Industrial applicability

[0053] The antitumor agent of the present invention includes human small cell lung cancer Ms-1 cells and human small cell lung cancer Ms-lZBcl-2 cells, MslZBcl-, which overexpress the apoptosis-inhibiting protein Bel-2 or Bel-XL. Suitable for use as an antitumor agent with the activity of inducing cell death in XL cells And can be suitably used in the pharmaceutical composition of the present invention.

The antitumor agent-producing bacterium of the present invention can be suitably used for producing the antitumor agent of the present invention.

The pharmaceutical composition of the present invention can be suitably used as an antitumor agent.

Claims

The scope of the claims

[1] An antitumor agent, which is any one of a compound represented by the following general formula and a derivative thereof.

[Chemical 10]

However, in said general formula, R represents a hydrogen atom or an alkyl group.
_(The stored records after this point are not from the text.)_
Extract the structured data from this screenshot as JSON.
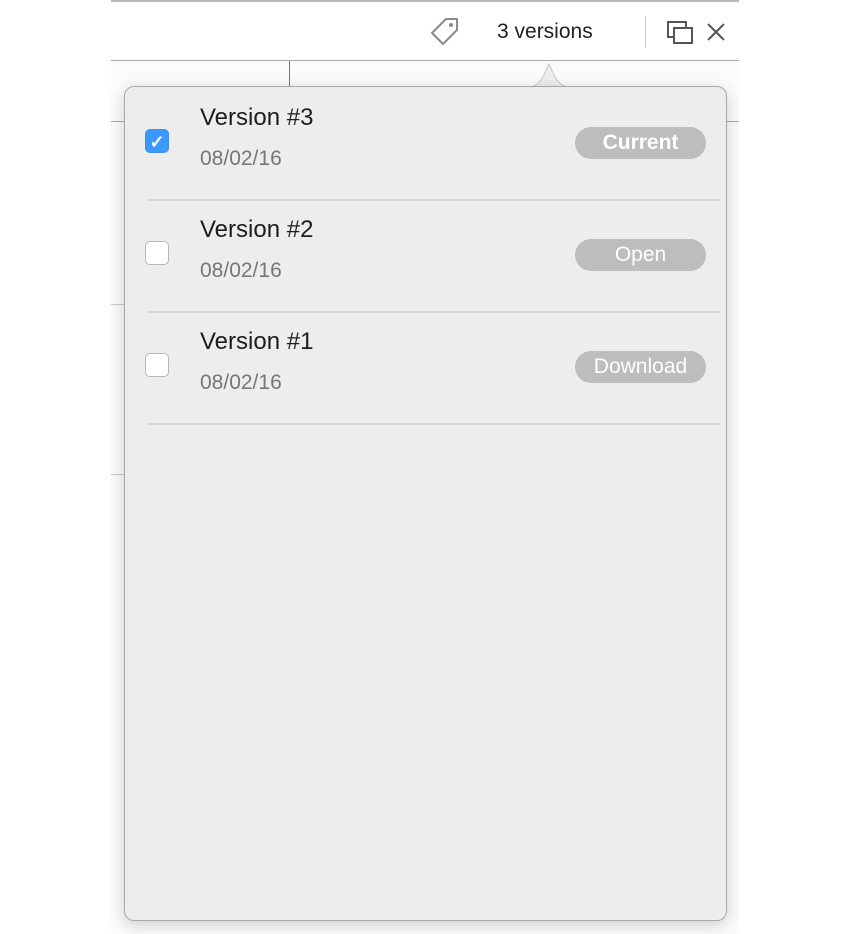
{
  "header": {
    "versions_count": "3 versions"
  },
  "versions": [
    {
      "name": "Version #3",
      "date": "08/02/16",
      "action": "Current",
      "checked": true
    },
    {
      "name": "Version #2",
      "date": "08/02/16",
      "action": "Open",
      "checked": false
    },
    {
      "name": "Version #1",
      "date": "08/02/16",
      "action": "Download",
      "checked": false
    }
  ],
  "colors": {
    "accent": "#3b99fc",
    "pill": "#bdbdbd",
    "popover_bg": "#ededed"
  }
}
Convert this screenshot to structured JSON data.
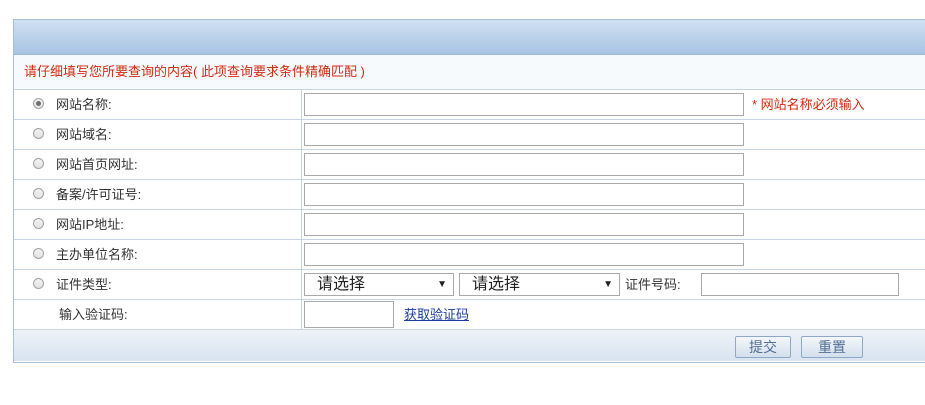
{
  "notice": "请仔细填写您所要查询的内容( 此项查询要求条件精确匹配 )",
  "fields": [
    {
      "label": "网站名称:",
      "checked": true,
      "value": ""
    },
    {
      "label": "网站域名:",
      "checked": false,
      "value": ""
    },
    {
      "label": "网站首页网址:",
      "checked": false,
      "value": ""
    },
    {
      "label": "备案/许可证号:",
      "checked": false,
      "value": ""
    },
    {
      "label": "网站IP地址:",
      "checked": false,
      "value": ""
    },
    {
      "label": "主办单位名称:",
      "checked": false,
      "value": ""
    }
  ],
  "required_message": "* 网站名称必须输入",
  "cert": {
    "label": "证件类型:",
    "select1": "请选择",
    "select2": "请选择",
    "number_label": "证件号码:",
    "number_value": ""
  },
  "captcha": {
    "label": "输入验证码:",
    "value": "",
    "link": "获取验证码"
  },
  "buttons": {
    "submit": "提交",
    "reset": "重置"
  },
  "icons": {
    "dropdown": "▼"
  },
  "colors": {
    "required": "#d22b12",
    "link": "#1a3d9e",
    "header": "#a9c4e3"
  }
}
[2] An antitumor agent characterized by being one of a compound represented by the following structural formula (1) and a derivative thereof.

[Chemical 11]

[3] The antitumor agent according to any one of claims 1 to 2, wherein the derivative is any one of an inorganic acid salt and an organic acid salt.

[4] It has the ability to produce the antitumor agent according to any one of claims 1 to 3, and extends a relatively long aerial hyphae from a well-branched basic hyphae, the tip of which is hooked, It forms a looped or loosely wound helix, links oval-cylindrical spores, and in various media, grows light yellow to yellow-yellow on a yellow-white to bright ash aerial mycelium, soluble Dye is not observed or yellowish, is 2,6-diaminopimelic acid LL-type in the cell wall, shows partial homology with 16S rRNA gene partial nucleotide sequence S Streptomyces sp. An antitumor agent-producing bacterium characterized by having gonococcal properties.

[5] The antitumor agent-producing bacterium according to claim 4, wherein the bacterium belongs to the genus Streptomyces.

[6] The antitumor agent-producing bacterium according to claim 5, which is Streptomyces sp.

[7] The antitumor agent-producing bacterium according to any one of claims 4 and 6, which has an accession number of FERM P-19631.

[8] The antitumor agent-producing bacterium according to any one of claims 4 to 7 is cultured, and the antitumor agent according to any one of claims 1 to 3 is isolated. A method for producing an antitumor agent.

[9] The method for producing an antitumor agent according to [8], wherein the culture is liquid shaking culture.

[10] The method according to claim 9, wherein the culture solution of liquid shaking culture is centrifuged, and the precipitate is concentrated and then purified by centrifugal liquid partition chromatography and treated with acid to separate the antitumor agent. The manufacturing method of antitumor agent as described.

[11] A pharmaceutical composition comprising the antitumor agent according to any one of claims 1 to 3.